Schließung von Regulierungsarbitrage

Für uns gilt deshalb der Grundsatz: Kein Finanzmarktakteur, kein Finanzprodukt und kein Markt darf in Zukunft ohne angemessene Regulierung bleiben. Dies trägt auch zur langfristigen Wettbewerbsfähigkeit der Finanzmärkte bei.
Im Rahmen einer europäischen oder internationalen Lösung streben wir für Finanzinstitute außerhalb des Banken- und Versicherungssektors, z. B. für Hedgefonds und Schattenbanken, einen Kriterienkatalog zur Prüfung ihrer Bedeutung für das Finanzsystem an. Systemrelevante Finanzinstitute sollen verbindlichen Regulierungsanforderungen und einer Aufsicht unterliegen. Gleiches Geschäft muss gleich reguliert werden.
Um das Potential der Blockchain-Technologie zu erschließen und Missbrauchsmöglichkeiten zu verhindern, wollen wir eine umfassende Blockchain-Strategie entwickeln und uns für einen angemessenen Rechtsrahmen für den Handel mit Kryptowährungen und Token auf europäischer und internationaler Ebene einsetzen

Überprüfung der bestehenden Regulierungsmaßnahmen de lege lata

Wir setzen uns für eine zielgenaue, wirksame und angemessene Finanzmarktregulierung ein. Daher wollen wir die (Wechsel-)Wirkungen der nach der Finanzmarktkrise beschlossenen Regulierungsmaßnahmen untersuchen. Dabei wollen wir prüfen, ob ihre Ziele erreicht wurden und ob die Regulierung und die Aufsicht nach dem Grundsatz der doppelten Proportionalität ausgerichtet sind. Dort, wo es notwendig ist, wer den wir auf eine Nachjustierung auch auf europäischer und internationaler Ebene hinwirken.

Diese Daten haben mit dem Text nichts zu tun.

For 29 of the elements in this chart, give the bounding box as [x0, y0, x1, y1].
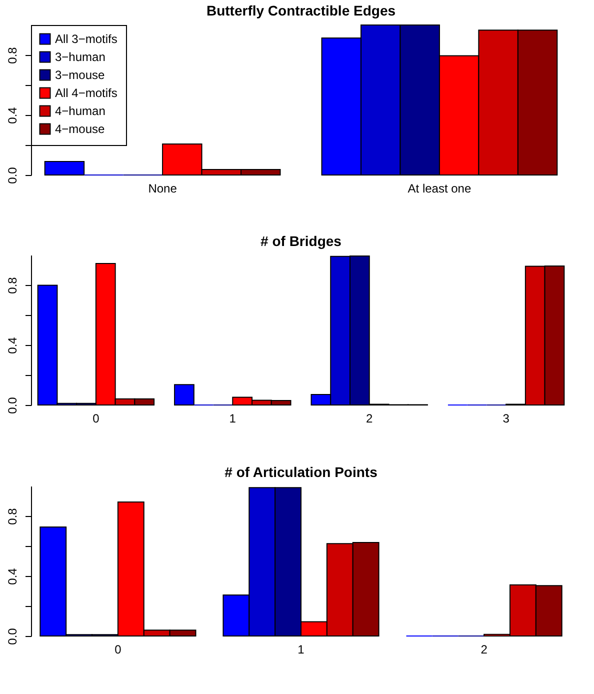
x-tick-label: 0	[92, 412, 100, 426]
legend-label: 4−human	[55, 104, 106, 118]
legend-label: All 3−motifs	[55, 32, 118, 46]
legend-label: 3−mouse	[55, 68, 106, 82]
x-tick-label: None	[148, 182, 178, 196]
x-tick-label: 2	[480, 642, 488, 656]
x-tick-label: 3	[502, 412, 510, 426]
chart-title: Butterfly Contractible Edges	[206, 2, 396, 18]
y-tick-label: 0.0	[6, 396, 20, 414]
y-tick-label: 0.8	[6, 276, 20, 294]
chart-title: # of Articulation Points	[224, 464, 378, 480]
y-tick-label: 0.0	[6, 166, 20, 184]
legend-label: All 4−motifs	[55, 86, 118, 100]
y-tick-label: 0.4	[6, 106, 20, 124]
x-tick-label: 1	[229, 412, 236, 426]
legend-label: 3−human	[55, 50, 106, 64]
y-tick-label: 0.4	[6, 568, 20, 585]
x-tick-label: 0	[114, 642, 122, 656]
x-tick-label: 2	[366, 412, 374, 426]
y-tick-label: 0.4	[6, 336, 20, 354]
x-tick-label: At least one	[408, 182, 472, 196]
y-tick-label: 0.8	[6, 46, 20, 64]
legend-label: 4−mouse	[55, 122, 106, 136]
y-tick-label: 0.0	[6, 628, 20, 645]
bar	[44, 161, 85, 176]
y-tick-label: 0.8	[6, 508, 20, 525]
bar	[174, 384, 194, 406]
chart-title: # of Bridges	[260, 233, 342, 249]
x-tick-label: 1	[298, 642, 305, 656]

Erleichterungen für kleinere und mittlere Kreditinstitute, insbesondere Proportionalität bei der Bankenregulierung

Wir wollen dabei insbesondere kleine Institute entlasten, soweit von ihnen geringe Risiken für die Finanzstabilität ausgehen.
Regional tätige Finanzinstitute wie Sparkassen, Genossenschaftsbanken und Förderbanken sind wichtige Finanzpartner vieler Menschen und Unternehmen in unserem Land. Wir sehen sie als wichtige Säule für die Stabilität im Finanzsystem und kämpfen daher für ihren Erhalt. Wir werden bei der Regulierung danach unterscheiden, ob es sich um Sparkassen, Genossenschaftsbanken, Förderbanken bzw. kleine und mittlere Privatbanken mit risikoarmen Geschäftsmodellen handelt oder um systemrelevante Großbanken.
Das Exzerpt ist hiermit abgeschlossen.